大腸がんを患って、酒と恋愛を止めました 多彩な才能の持ち主の異色漫画家・内田春菊さんが大腸がんで人工肛門(ストーマ)になってわかったこと
身体障害者の認定を受け 経済的に助かる
人工肛門造設は、腹部に穴を開けて腸を外に引き出し、便の出口を作る。その穴に専用フィルターと排せつ物を入れる袋などの装具を取り付け、排せつ物が溜まった袋ごと交換する。そのため術後、病院で「すぐに身体障害者手帳の手続きしてください」と言われたのだが、「それ、どういうこと?」という疑問が湧いただけで、最初は何を言われているのか頭がついていかなかった。

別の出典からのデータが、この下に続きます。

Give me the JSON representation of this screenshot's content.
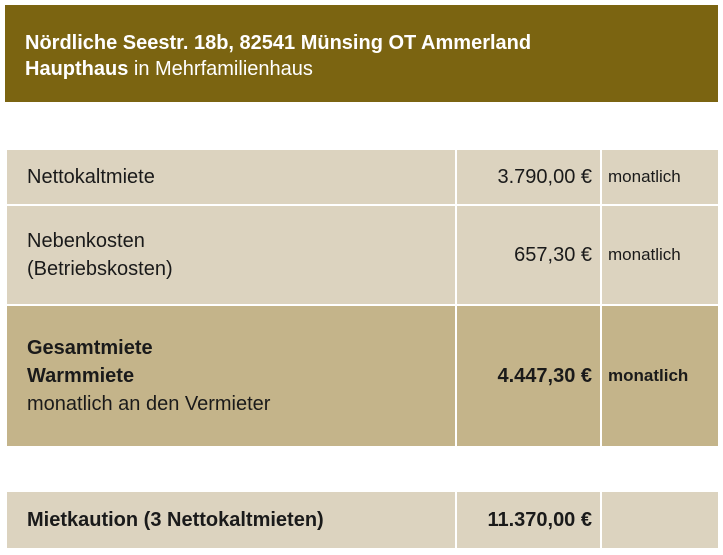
{
  "header": {
    "address": "Nördliche Seestr. 18b, 82541 Münsing OT Ammerland",
    "building": "Haupthaus",
    "building_suffix": " in Mehrfamilienhaus"
  },
  "rows": [
    {
      "label_lines": [
        "Nettokaltmiete"
      ],
      "amount": "3.790,00 €",
      "period": "monatlich"
    },
    {
      "label_lines": [
        "Nebenkosten",
        "(Betriebskosten)"
      ],
      "amount": "657,30 €",
      "period": "monatlich"
    },
    {
      "label_bold_lines": [
        "Gesamtmiete",
        "Warmmiete"
      ],
      "label_lines": [
        "monatlich an den Vermieter"
      ],
      "amount": "4.447,30 €",
      "period": "monatlich"
    }
  ],
  "deposit": {
    "label": "Mietkaution (3 Nettokaltmieten)",
    "amount": "11.370,00 €",
    "period": ""
  },
  "colors": {
    "header_bg": "#7b6411",
    "row_light": "#dcd3bf",
    "row_dark": "#c4b48a"
  }
}
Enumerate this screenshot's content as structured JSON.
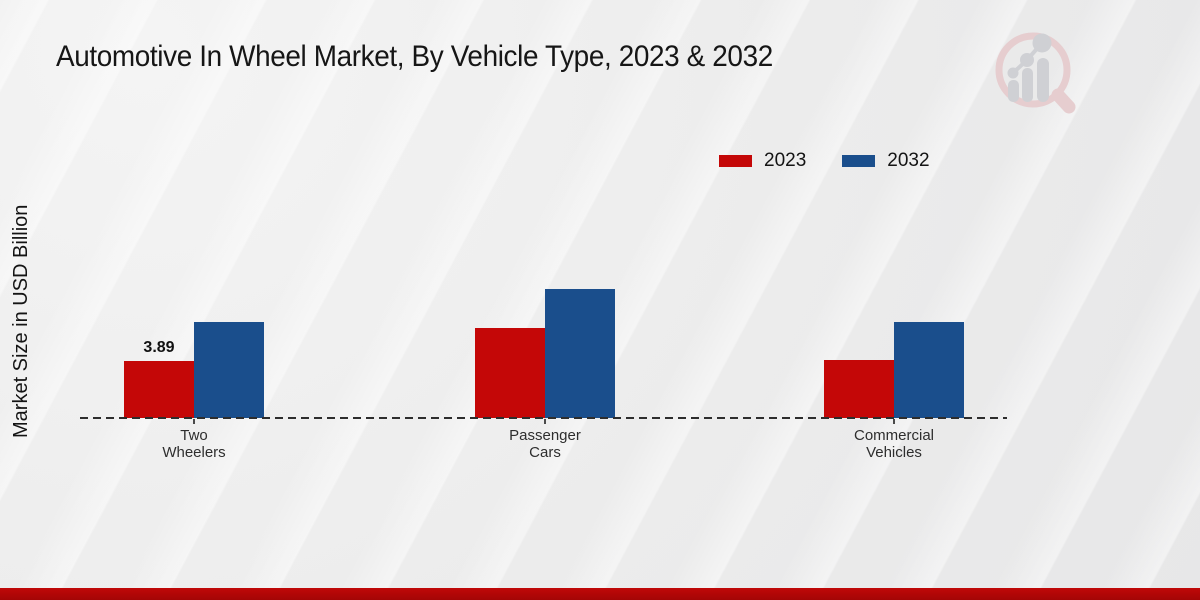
{
  "colors": {
    "background": "#ececec",
    "accent_red": "#c40707",
    "accent_blue": "#1a4e8c"
  },
  "footer": {
    "band_color": "#c00808"
  },
  "watermark": {
    "icon": "magnifier-bar-chart-logo"
  },
  "chart_data": {
    "type": "bar",
    "title": "Automotive In Wheel Market, By Vehicle Type, 2023 & 2032",
    "ylabel": "Market Size in USD Billion",
    "xlabel": "",
    "categories": [
      "Two\nWheelers",
      "Passenger\nCars",
      "Commercial\nVehicles"
    ],
    "series": [
      {
        "name": "2023",
        "color": "#c40707",
        "values": [
          3.89,
          6.14,
          3.96
        ]
      },
      {
        "name": "2032",
        "color": "#1a4e8c",
        "values": [
          6.55,
          8.8,
          6.55
        ]
      }
    ],
    "annotations": [
      {
        "series_index": 0,
        "category_index": 0,
        "text": "3.89"
      }
    ],
    "ylim": [
      0,
      10
    ],
    "grid": false,
    "baseline_style": "dashed",
    "legend_position": "top-right"
  }
}
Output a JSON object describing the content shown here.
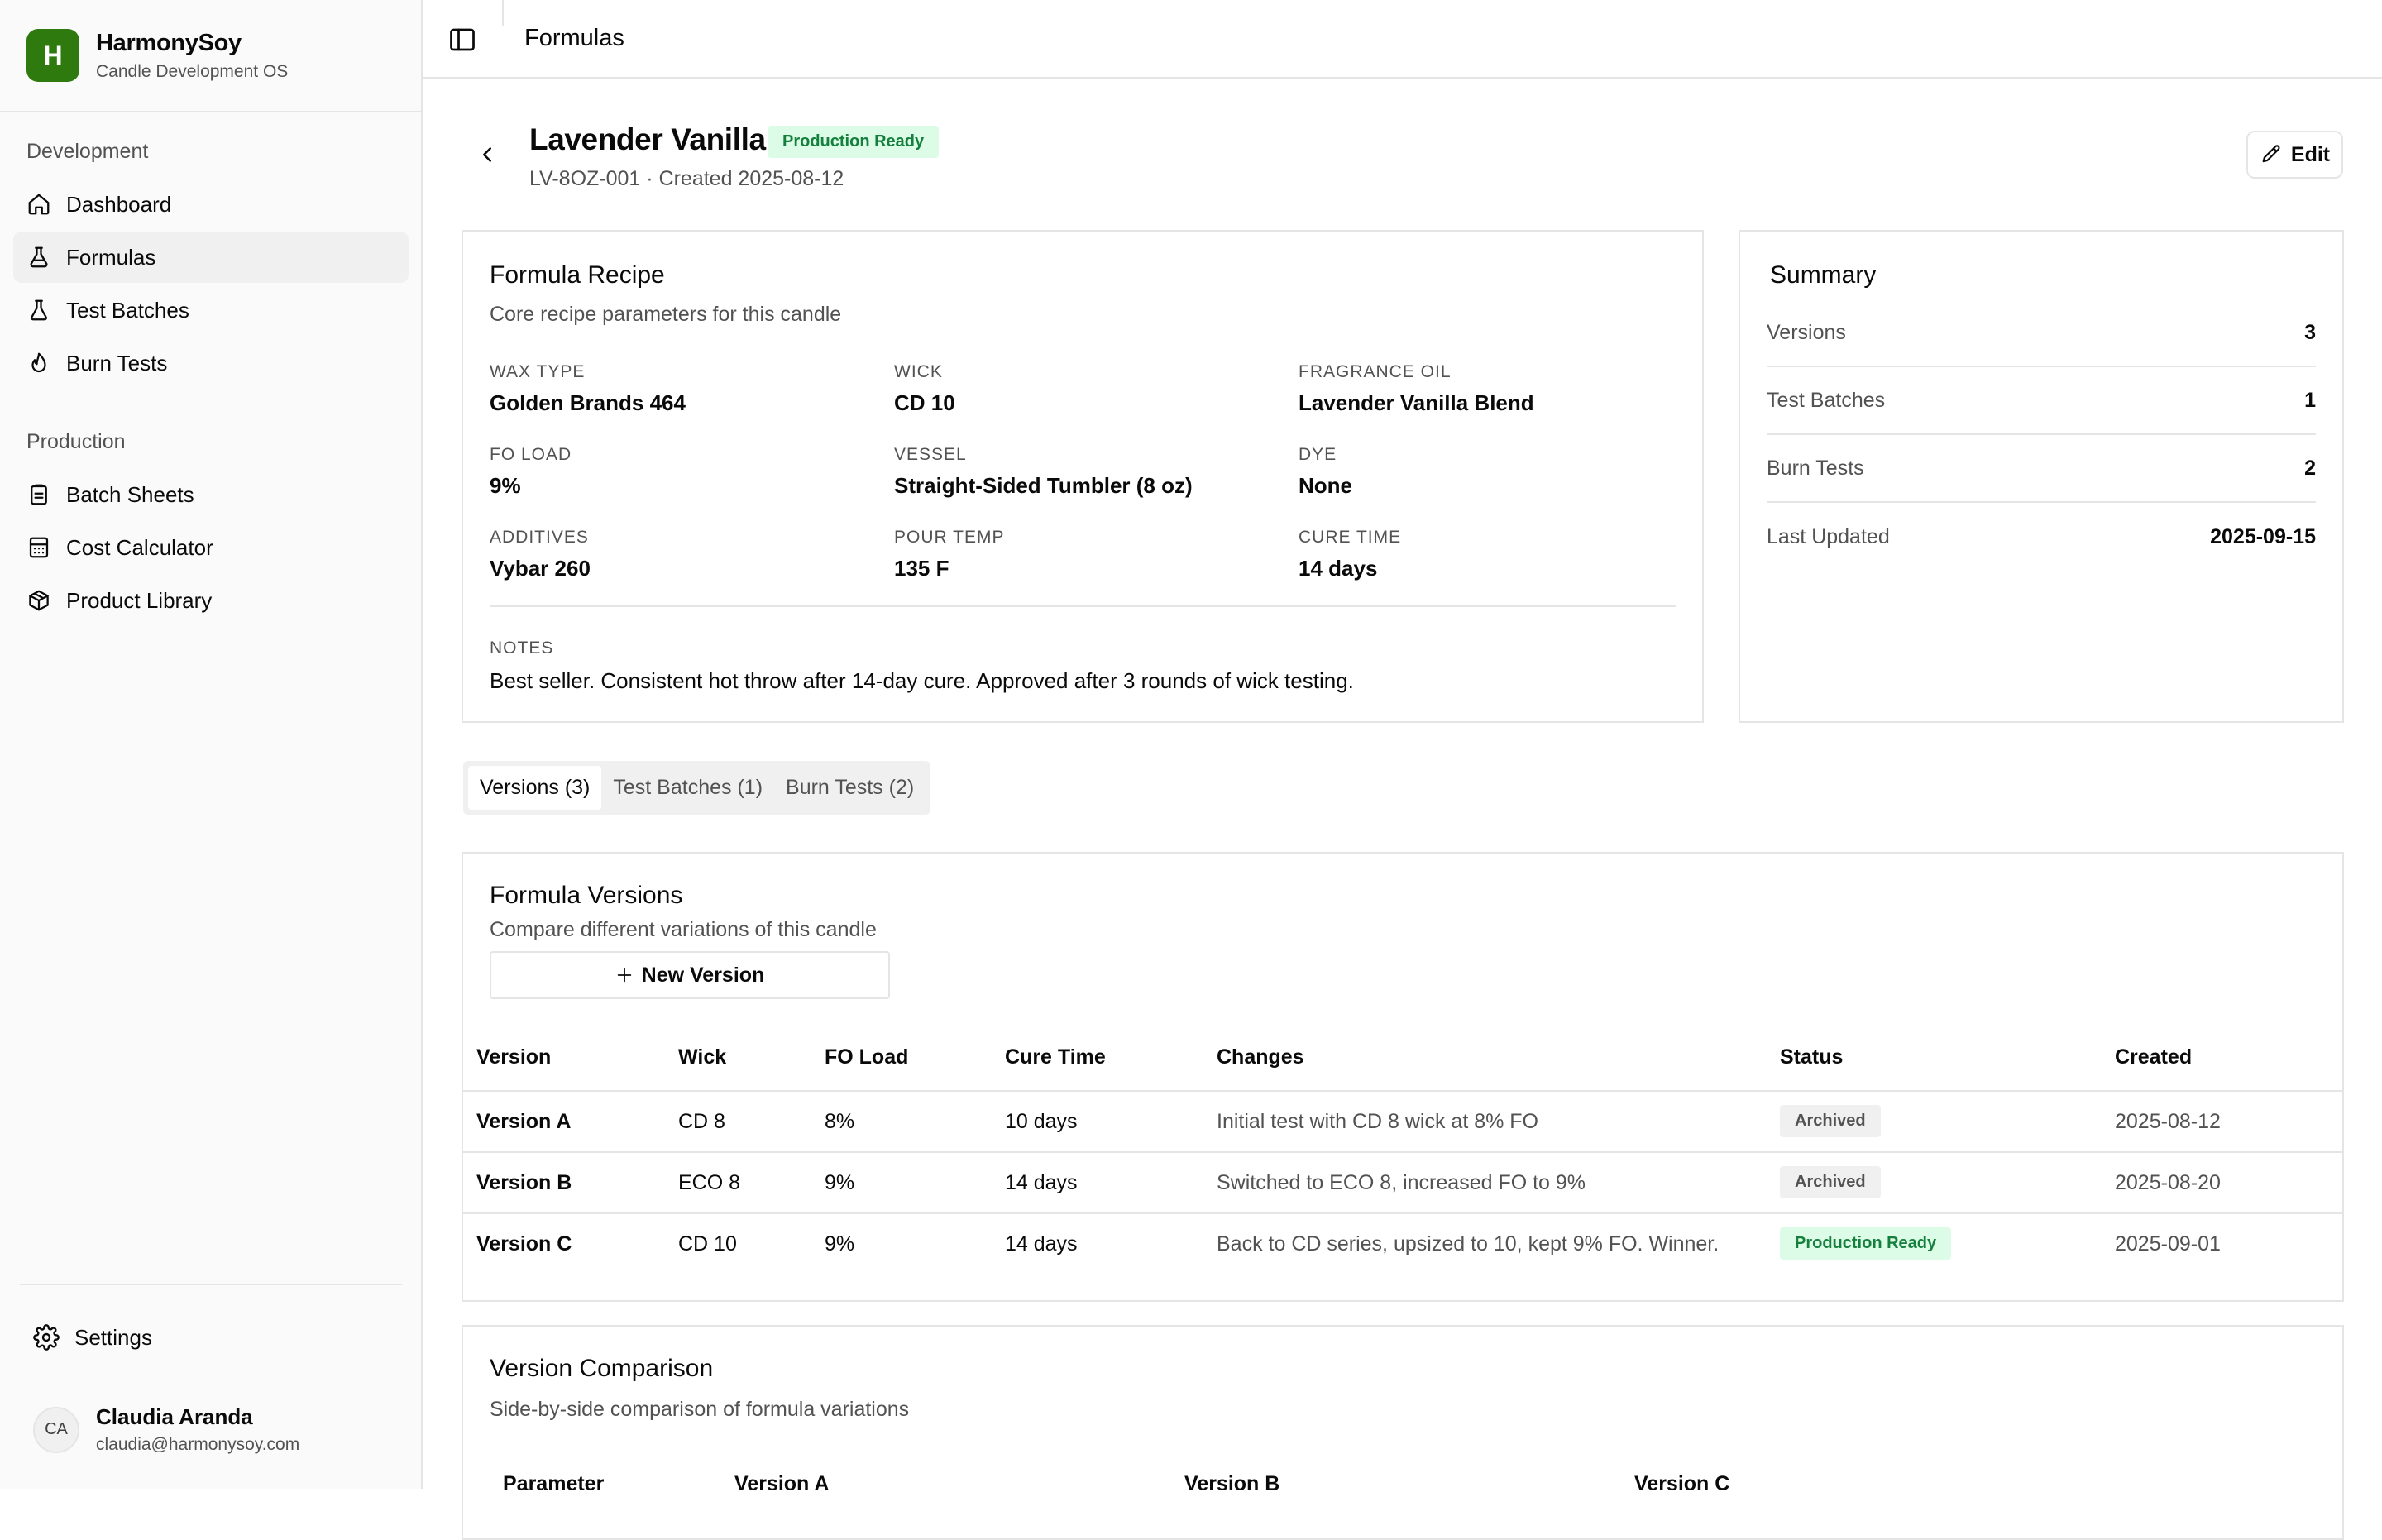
{
  "brand": {
    "initial": "H",
    "name": "HarmonySoy",
    "subtitle": "Candle Development OS",
    "color": "#2f7a0e"
  },
  "sidebar": {
    "development_label": "Development",
    "development_items": [
      {
        "label": "Dashboard",
        "icon": "home-icon"
      },
      {
        "label": "Formulas",
        "icon": "flask-icon",
        "active": true
      },
      {
        "label": "Test Batches",
        "icon": "beaker-icon"
      },
      {
        "label": "Burn Tests",
        "icon": "flame-icon"
      }
    ],
    "production_label": "Production",
    "production_items": [
      {
        "label": "Batch Sheets",
        "icon": "clipboard-icon"
      },
      {
        "label": "Cost Calculator",
        "icon": "calculator-icon"
      },
      {
        "label": "Product Library",
        "icon": "package-icon"
      }
    ],
    "settings_label": "Settings"
  },
  "user": {
    "initials": "CA",
    "name": "Claudia Aranda",
    "email": "claudia@harmonysoy.com"
  },
  "topbar": {
    "breadcrumb": "Formulas"
  },
  "header": {
    "title": "Lavender Vanilla",
    "status": "Production Ready",
    "subtitle": "LV-8OZ-001 · Created 2025-08-12",
    "edit_label": "Edit"
  },
  "recipe": {
    "title": "Formula Recipe",
    "description": "Core recipe parameters for this candle",
    "fields": [
      {
        "label": "Wax Type",
        "value": "Golden Brands 464"
      },
      {
        "label": "Wick",
        "value": "CD 10"
      },
      {
        "label": "Fragrance Oil",
        "value": "Lavender Vanilla Blend"
      },
      {
        "label": "FO Load",
        "value": "9%"
      },
      {
        "label": "Vessel",
        "value": "Straight-Sided Tumbler (8 oz)"
      },
      {
        "label": "Dye",
        "value": "None"
      },
      {
        "label": "Additives",
        "value": "Vybar 260"
      },
      {
        "label": "Pour Temp",
        "value": "135 F"
      },
      {
        "label": "Cure Time",
        "value": "14 days"
      }
    ],
    "notes_label": "Notes",
    "notes": "Best seller. Consistent hot throw after 14-day cure. Approved after 3 rounds of wick testing."
  },
  "summary": {
    "title": "Summary",
    "rows": [
      {
        "label": "Versions",
        "value": "3"
      },
      {
        "label": "Test Batches",
        "value": "1"
      },
      {
        "label": "Burn Tests",
        "value": "2"
      },
      {
        "label": "Last Updated",
        "value": "2025-09-15"
      }
    ]
  },
  "tabs": [
    {
      "label": "Versions (3)",
      "active": true
    },
    {
      "label": "Test Batches (1)"
    },
    {
      "label": "Burn Tests (2)"
    }
  ],
  "versions": {
    "title": "Formula Versions",
    "description": "Compare different variations of this candle",
    "new_button": "New Version",
    "columns": [
      "Version",
      "Wick",
      "FO Load",
      "Cure Time",
      "Changes",
      "Status",
      "Created"
    ],
    "rows": [
      {
        "version": "Version A",
        "wick": "CD 8",
        "fo_load": "8%",
        "cure_time": "10 days",
        "changes": "Initial test with CD 8 wick at 8% FO",
        "status": "Archived",
        "created": "2025-08-12"
      },
      {
        "version": "Version B",
        "wick": "ECO 8",
        "fo_load": "9%",
        "cure_time": "14 days",
        "changes": "Switched to ECO 8, increased FO to 9%",
        "status": "Archived",
        "created": "2025-08-20"
      },
      {
        "version": "Version C",
        "wick": "CD 10",
        "fo_load": "9%",
        "cure_time": "14 days",
        "changes": "Back to CD series, upsized to 10, kept 9% FO. Winner.",
        "status": "Production Ready",
        "created": "2025-09-01"
      }
    ]
  },
  "comparison": {
    "title": "Version Comparison",
    "description": "Side-by-side comparison of formula variations",
    "columns": [
      "Parameter",
      "Version A",
      "Version B",
      "Version C"
    ]
  }
}
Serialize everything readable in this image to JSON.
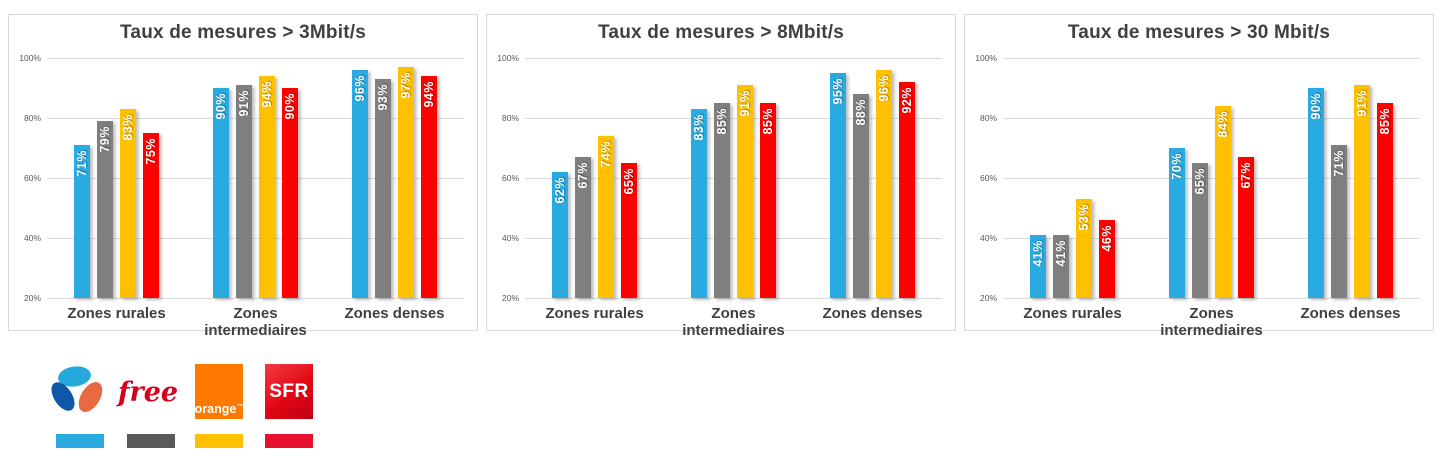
{
  "chart_data": [
    {
      "type": "bar",
      "title": "Taux de mesures > 3Mbit/s",
      "categories": [
        "Zones rurales",
        "Zones intermediaires",
        "Zones denses"
      ],
      "series": [
        {
          "name": "Bouygues Telecom",
          "color": "#29ABE2",
          "values": [
            71,
            90,
            96
          ]
        },
        {
          "name": "Free",
          "color": "#7F7F7F",
          "values": [
            79,
            91,
            93
          ]
        },
        {
          "name": "Orange",
          "color": "#FFC000",
          "values": [
            83,
            94,
            97
          ]
        },
        {
          "name": "SFR",
          "color": "#FE0000",
          "values": [
            75,
            90,
            94
          ]
        }
      ],
      "ylim": [
        20,
        100
      ],
      "y_ticks": [
        "100%",
        "80%",
        "60%",
        "40%",
        "20%"
      ],
      "grid": true,
      "data_label_format": "{value}%",
      "data_label_style": "white bold, rotated up, inside end"
    },
    {
      "type": "bar",
      "title": "Taux de mesures > 8Mbit/s",
      "categories": [
        "Zones rurales",
        "Zones intermediaires",
        "Zones denses"
      ],
      "series": [
        {
          "name": "Bouygues Telecom",
          "color": "#29ABE2",
          "values": [
            62,
            83,
            95
          ]
        },
        {
          "name": "Free",
          "color": "#7F7F7F",
          "values": [
            67,
            85,
            88
          ]
        },
        {
          "name": "Orange",
          "color": "#FFC000",
          "values": [
            74,
            91,
            96
          ]
        },
        {
          "name": "SFR",
          "color": "#FE0000",
          "values": [
            65,
            85,
            92
          ]
        }
      ],
      "ylim": [
        20,
        100
      ],
      "y_ticks": [
        "100%",
        "80%",
        "60%",
        "40%",
        "20%"
      ],
      "grid": true,
      "data_label_format": "{value}%",
      "data_label_style": "white bold, rotated up, inside end"
    },
    {
      "type": "bar",
      "title": "Taux de mesures > 30 Mbit/s",
      "categories": [
        "Zones rurales",
        "Zones intermediaires",
        "Zones denses"
      ],
      "series": [
        {
          "name": "Bouygues Telecom",
          "color": "#29ABE2",
          "values": [
            41,
            70,
            90
          ]
        },
        {
          "name": "Free",
          "color": "#7F7F7F",
          "values": [
            41,
            65,
            71
          ]
        },
        {
          "name": "Orange",
          "color": "#FFC000",
          "values": [
            53,
            84,
            91
          ]
        },
        {
          "name": "SFR",
          "color": "#FE0000",
          "values": [
            46,
            67,
            85
          ]
        }
      ],
      "ylim": [
        20,
        100
      ],
      "y_ticks": [
        "100%",
        "80%",
        "60%",
        "40%",
        "20%"
      ],
      "grid": true,
      "data_label_format": "{value}%",
      "data_label_style": "white bold, rotated up, inside end"
    }
  ],
  "legend": {
    "operators": [
      {
        "name": "Bouygues Telecom",
        "logo": "bouygues-petals-icon",
        "swatch_color": "#29ABE2",
        "logo_colors": {
          "top": "#25A9DD",
          "left": "#0F57A8",
          "right": "#E96A41"
        }
      },
      {
        "name": "Free",
        "logo_text": "free",
        "logo_color": "#D6001C",
        "swatch_color": "#595959"
      },
      {
        "name": "Orange",
        "logo_text": "orange",
        "logo_tm": "™",
        "logo_bg": "#FF7900",
        "swatch_color": "#FFC000"
      },
      {
        "name": "SFR",
        "logo_text": "SFR",
        "logo_bg": "#E30613",
        "swatch_color": "#E8112D"
      }
    ]
  },
  "colors": {
    "gridline": "#D9D9D9",
    "panel_border": "#D9D9D9",
    "title_text": "#404040",
    "axis_text": "#595959",
    "data_label_text": "#FFFFFF"
  }
}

人工肛門に装着するストーマ装具は、使い捨てで費用もばかにならない。
身体障害者の認定を受けるとストーマ装具を購入する際、自治体からその費用の支援が受けられるのだ。
「私は身体障害者4級の認定をもらっていますので、本当に助かります。ストーマ装具はこの先、私が死ぬまで必要なものですから。こんなことも本当に人工肛門になるまでは知りませんでした」
内田さんは周囲にがんに罹った人がたくさんいてその人たちから話も聞いていたり、がんに関する本も読んでいてがんについてそれなりに知っているつもりになっていたが、がんの当事者になってみて「なんて何も知らないことばかりだろうと思った」という。
便意を感じないだけで 日常生活にはさほどの不便はない
内田さんが人工肛門になって約1年10カ月。最初は人工肛門の装具はワンピースを装着していたのだがそれをツーピースに代えてから快適になってきたという。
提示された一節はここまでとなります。